Is Danae some kind of witch? And what about the mysterious disappearance of Mrs. Savasti’s son? Those questions are answered in the movie, which takes a chilling turn in the last third of the film.

Most of “Entwined” consists of scenes of only Panos and Danae together. In these roles, Aelifer and Konidi play well off of each other, as their characters go through various personality arcs and power struggles in their relationship. “Entwined” cinematographer Thodoros Mihopoulos infuses a sense of menace amid the beauty of the forest, since the movie has more than a few hints that the forest might have a life of its own. 

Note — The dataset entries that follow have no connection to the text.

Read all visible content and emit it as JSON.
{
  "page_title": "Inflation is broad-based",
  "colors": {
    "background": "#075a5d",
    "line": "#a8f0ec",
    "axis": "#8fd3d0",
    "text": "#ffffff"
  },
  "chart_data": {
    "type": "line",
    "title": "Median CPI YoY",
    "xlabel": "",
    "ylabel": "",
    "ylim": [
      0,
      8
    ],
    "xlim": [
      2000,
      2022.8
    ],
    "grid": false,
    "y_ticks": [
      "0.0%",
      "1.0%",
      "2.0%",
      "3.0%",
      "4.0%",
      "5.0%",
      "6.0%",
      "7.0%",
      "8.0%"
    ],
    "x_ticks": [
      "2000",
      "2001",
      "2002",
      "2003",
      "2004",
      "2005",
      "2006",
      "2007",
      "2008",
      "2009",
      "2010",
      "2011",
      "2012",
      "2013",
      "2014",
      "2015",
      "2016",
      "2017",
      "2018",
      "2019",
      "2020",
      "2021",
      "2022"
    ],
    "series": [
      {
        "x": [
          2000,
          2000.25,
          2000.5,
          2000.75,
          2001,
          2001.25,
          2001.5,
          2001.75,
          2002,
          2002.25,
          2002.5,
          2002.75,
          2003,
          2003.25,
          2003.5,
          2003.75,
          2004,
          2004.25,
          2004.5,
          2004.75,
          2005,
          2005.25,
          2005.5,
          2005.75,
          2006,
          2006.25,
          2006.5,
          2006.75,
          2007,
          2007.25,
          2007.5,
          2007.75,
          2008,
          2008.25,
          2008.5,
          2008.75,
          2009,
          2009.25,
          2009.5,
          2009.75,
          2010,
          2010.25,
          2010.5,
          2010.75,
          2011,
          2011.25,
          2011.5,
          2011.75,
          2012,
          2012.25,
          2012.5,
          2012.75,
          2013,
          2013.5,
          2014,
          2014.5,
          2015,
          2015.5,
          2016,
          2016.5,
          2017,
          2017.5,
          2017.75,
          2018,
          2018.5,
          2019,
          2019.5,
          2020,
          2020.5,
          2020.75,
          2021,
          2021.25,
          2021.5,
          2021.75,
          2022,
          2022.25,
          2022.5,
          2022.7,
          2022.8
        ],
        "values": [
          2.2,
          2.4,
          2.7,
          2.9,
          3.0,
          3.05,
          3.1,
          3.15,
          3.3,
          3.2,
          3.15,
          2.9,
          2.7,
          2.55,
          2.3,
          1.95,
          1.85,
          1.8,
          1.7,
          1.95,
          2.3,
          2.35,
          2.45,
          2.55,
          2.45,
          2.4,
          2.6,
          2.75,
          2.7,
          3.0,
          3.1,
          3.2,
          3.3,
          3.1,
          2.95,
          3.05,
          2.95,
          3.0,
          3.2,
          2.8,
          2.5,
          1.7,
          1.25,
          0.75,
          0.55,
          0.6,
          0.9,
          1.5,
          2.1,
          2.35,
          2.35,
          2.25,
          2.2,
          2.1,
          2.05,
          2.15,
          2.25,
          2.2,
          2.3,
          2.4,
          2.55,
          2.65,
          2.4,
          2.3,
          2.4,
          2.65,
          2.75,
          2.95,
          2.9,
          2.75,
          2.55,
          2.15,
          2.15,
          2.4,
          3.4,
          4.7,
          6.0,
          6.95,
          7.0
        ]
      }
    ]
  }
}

“Entwined” is an impressive feature-film debut from director Nikolakakis and a screenwriter/actor De Holland, because the movie takes a concept that has been done before in many movies (a mysterious young woman seduces an older man) and puts a unique spin on it, by setting it a remote, enigmatic forest in Greece and making the forest almost like another character in the film. The dialogue of “Entwined” isn’t as compelling as what happens in the movie. Rather than cramming the movie with predictable killings from beginning to end, “Entwined” is an alluring story about the type of horror that sneaks up on people who make the mistake of being fooled by outward appearances. 

Dark Star Pictures released “Entwined” in select U.S. virtual cinemas on August 28, 2020, and on digital and VOD on September 8, 2020.